Papa Midnight had changed clothes. He was standing at the far end of the space holding a staff — carved in a style that suggested both authority and considerable age — wearing a white top hat and a white tailcoat over nothing underneath, with a grass skirt completing the ensemble and his dark thighs very much in evidence below it. He was built like something that had never needed a gym because nature had handled the matter.
He had, clearly, been expecting his zombie.
"Dead man," he said, without turning, "I'm warning you. If you can't manage a simple—"
"Midnight," Constantine said warmly. "You look well. Is this a new hat?"
Midnight turned. His expression went through several phases in rapid sequence, ending somewhere between fury and a grudging acknowledgement that he should have anticipated exactly this.
Constantine was already moving through the trees with the breezy confidence of a man who'd walked into unwelcoming rooms his entire adult life and had simply stopped allowing them to be unwelcoming. "Lovely greenhouse, by the way. Very Kew Gardens. Very restrained." He arrived at Midnight's side and clapped the man on the shoulder. "Your watchdog let us up. Well — he roared a bit first, but he's settled now. Gentle soul, really."
Midnight's gaze moved to Jude, who had caught up and was taking in the staff, the altar behind it, the row of skulls arranged with a specificity that suggested each one was there for a reason. Then it moved to Lester, who was holding the rooster with the careful attention of someone grateful for something to do with his hands.
"You even brought the chicken," Midnight said, flatly.
"We try to be helpful."
The staff came up. Jude read the angle and decided it was more threat than intent — but only just.
"Constantine." Midnight's voice had gone very quiet, which in Jude's experience was usually worse than loud. "You owe me fifty thousand dollars."
"About that—"
"You cheated me out of fifty thousand dollars and now you're standing in my greenhouse asking me for something. You have the nerve of Satan himself."
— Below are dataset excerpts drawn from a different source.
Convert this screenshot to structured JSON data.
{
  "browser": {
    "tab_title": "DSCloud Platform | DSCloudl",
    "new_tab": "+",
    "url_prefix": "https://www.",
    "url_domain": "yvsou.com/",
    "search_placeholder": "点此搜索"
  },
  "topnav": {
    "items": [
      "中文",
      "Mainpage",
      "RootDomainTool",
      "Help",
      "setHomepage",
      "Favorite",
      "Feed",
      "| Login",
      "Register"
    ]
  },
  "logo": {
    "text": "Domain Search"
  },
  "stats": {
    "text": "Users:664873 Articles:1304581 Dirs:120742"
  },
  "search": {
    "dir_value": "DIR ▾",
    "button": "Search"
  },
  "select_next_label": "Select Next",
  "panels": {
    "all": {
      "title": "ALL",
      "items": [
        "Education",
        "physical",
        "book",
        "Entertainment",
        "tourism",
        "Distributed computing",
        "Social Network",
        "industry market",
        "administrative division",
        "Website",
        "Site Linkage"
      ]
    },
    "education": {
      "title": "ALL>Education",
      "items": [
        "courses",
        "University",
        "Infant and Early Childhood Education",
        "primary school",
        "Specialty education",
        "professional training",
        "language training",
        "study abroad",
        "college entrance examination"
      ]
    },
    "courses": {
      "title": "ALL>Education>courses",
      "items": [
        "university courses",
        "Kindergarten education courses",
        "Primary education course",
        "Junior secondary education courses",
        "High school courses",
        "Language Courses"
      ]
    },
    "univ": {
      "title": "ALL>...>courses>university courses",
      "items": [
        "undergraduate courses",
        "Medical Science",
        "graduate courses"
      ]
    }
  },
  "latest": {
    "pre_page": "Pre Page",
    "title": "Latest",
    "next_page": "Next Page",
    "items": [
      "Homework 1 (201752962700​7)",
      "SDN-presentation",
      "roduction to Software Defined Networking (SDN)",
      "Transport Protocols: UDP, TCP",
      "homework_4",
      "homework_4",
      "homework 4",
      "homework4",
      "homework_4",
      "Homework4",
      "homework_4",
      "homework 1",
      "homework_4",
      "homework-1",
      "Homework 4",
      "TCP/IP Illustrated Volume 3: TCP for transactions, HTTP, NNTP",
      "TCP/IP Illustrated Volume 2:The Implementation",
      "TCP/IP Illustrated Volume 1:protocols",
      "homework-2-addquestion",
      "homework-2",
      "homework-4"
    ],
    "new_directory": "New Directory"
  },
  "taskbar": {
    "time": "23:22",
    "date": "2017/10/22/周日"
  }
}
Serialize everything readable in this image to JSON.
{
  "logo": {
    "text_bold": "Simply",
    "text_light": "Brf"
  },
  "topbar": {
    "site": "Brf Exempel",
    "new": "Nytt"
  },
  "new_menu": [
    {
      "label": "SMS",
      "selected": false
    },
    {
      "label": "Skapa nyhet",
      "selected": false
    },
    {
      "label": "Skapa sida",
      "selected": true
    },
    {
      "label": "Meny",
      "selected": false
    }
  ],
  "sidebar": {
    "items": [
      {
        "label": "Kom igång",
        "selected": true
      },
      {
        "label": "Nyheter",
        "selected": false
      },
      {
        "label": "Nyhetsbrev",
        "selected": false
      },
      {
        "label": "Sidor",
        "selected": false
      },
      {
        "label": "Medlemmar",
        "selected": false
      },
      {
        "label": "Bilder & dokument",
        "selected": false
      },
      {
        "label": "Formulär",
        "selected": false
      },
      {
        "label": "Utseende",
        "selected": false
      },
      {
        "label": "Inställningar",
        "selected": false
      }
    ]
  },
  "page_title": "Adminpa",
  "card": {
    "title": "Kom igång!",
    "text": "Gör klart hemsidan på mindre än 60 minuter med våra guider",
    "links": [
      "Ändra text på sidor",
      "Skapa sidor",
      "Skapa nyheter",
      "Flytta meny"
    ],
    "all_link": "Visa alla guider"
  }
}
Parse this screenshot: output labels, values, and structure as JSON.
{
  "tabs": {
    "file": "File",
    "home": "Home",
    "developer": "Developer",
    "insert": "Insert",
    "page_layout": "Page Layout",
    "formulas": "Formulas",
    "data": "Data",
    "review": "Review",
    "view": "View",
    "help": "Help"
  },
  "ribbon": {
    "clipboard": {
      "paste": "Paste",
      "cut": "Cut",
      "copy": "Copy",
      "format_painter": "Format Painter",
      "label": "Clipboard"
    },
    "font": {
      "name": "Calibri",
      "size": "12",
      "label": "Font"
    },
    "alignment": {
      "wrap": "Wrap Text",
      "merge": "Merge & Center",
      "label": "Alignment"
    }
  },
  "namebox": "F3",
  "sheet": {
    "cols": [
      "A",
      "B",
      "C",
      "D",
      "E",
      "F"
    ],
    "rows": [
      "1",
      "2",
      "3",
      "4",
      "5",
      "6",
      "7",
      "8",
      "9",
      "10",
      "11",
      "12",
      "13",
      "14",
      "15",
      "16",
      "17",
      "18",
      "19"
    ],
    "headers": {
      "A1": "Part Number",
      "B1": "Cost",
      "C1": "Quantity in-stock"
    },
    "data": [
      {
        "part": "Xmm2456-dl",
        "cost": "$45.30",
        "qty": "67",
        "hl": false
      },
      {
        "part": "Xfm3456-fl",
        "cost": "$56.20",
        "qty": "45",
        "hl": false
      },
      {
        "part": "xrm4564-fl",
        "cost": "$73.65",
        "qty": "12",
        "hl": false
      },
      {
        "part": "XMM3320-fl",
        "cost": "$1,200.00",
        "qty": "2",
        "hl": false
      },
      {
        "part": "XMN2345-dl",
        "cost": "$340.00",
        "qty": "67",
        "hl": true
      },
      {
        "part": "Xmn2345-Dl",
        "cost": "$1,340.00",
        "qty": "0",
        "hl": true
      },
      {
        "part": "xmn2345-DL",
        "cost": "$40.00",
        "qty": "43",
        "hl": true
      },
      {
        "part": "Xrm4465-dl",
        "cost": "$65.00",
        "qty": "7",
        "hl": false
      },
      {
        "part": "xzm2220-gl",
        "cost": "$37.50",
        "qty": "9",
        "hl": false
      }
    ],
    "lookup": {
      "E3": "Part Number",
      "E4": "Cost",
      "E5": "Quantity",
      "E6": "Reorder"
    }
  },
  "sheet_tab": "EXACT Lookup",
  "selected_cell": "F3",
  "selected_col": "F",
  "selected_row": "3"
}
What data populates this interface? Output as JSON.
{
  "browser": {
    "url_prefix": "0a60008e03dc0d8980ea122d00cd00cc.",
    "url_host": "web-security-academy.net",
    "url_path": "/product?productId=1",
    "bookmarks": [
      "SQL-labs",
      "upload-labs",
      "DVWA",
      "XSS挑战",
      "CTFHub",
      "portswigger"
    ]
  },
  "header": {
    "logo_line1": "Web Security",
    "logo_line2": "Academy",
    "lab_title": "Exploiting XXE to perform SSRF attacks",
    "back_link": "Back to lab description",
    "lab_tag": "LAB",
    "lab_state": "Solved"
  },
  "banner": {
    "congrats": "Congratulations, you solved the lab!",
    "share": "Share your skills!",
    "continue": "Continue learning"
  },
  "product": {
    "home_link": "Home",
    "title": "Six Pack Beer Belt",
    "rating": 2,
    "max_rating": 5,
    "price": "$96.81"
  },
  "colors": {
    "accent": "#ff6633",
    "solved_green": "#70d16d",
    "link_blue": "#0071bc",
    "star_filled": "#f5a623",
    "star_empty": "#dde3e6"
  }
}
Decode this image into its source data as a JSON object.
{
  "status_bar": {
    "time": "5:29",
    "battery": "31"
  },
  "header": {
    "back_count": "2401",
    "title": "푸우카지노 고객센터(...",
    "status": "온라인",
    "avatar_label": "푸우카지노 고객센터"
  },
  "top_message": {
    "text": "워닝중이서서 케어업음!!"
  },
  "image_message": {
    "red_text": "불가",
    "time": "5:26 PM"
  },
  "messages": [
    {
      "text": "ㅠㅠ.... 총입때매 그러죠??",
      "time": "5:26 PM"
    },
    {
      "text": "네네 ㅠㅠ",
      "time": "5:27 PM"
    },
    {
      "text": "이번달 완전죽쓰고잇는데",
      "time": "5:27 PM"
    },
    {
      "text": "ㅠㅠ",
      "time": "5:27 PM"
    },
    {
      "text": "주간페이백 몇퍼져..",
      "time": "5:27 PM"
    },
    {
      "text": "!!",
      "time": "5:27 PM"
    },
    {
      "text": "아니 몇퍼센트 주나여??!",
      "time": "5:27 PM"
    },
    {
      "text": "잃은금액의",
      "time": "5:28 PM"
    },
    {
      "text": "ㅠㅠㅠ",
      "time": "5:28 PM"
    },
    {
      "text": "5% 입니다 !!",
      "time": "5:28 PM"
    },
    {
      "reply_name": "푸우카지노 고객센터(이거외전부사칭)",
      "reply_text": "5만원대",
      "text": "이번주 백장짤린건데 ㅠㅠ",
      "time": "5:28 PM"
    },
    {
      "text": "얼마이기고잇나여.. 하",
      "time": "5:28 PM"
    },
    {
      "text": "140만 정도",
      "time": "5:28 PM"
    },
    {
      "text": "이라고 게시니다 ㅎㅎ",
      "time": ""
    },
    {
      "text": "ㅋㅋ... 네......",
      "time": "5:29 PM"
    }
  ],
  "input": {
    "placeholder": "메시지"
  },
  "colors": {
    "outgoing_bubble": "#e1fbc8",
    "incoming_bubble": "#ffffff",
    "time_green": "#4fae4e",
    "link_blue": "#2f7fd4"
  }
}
"A genuine compliment and I'll take it." Constantine's expression didn't flicker. "I need your help. And I know that sounds rich — but Midnight, something large is happening in this city right now, and it's going to get considerably larger." His voice shifted into a register Jude hadn't heard from him yet: still casual on the surface, but underneath it, absolutely serious. "You felt it already. I know you did. You were up here asking your skulls about it an hour ago." He held Midnight's gaze. "Its name is Mnemoth. A true hungry spirit — not infernal, not celestial, born in the human world and operating without constraints. Right now it's out there treating New York like a personal banquet, and it's only been here two days." A pause. "You felt it. You know what it's going to look like in another two."
The staff didn't lower. But Midnight's expression changed.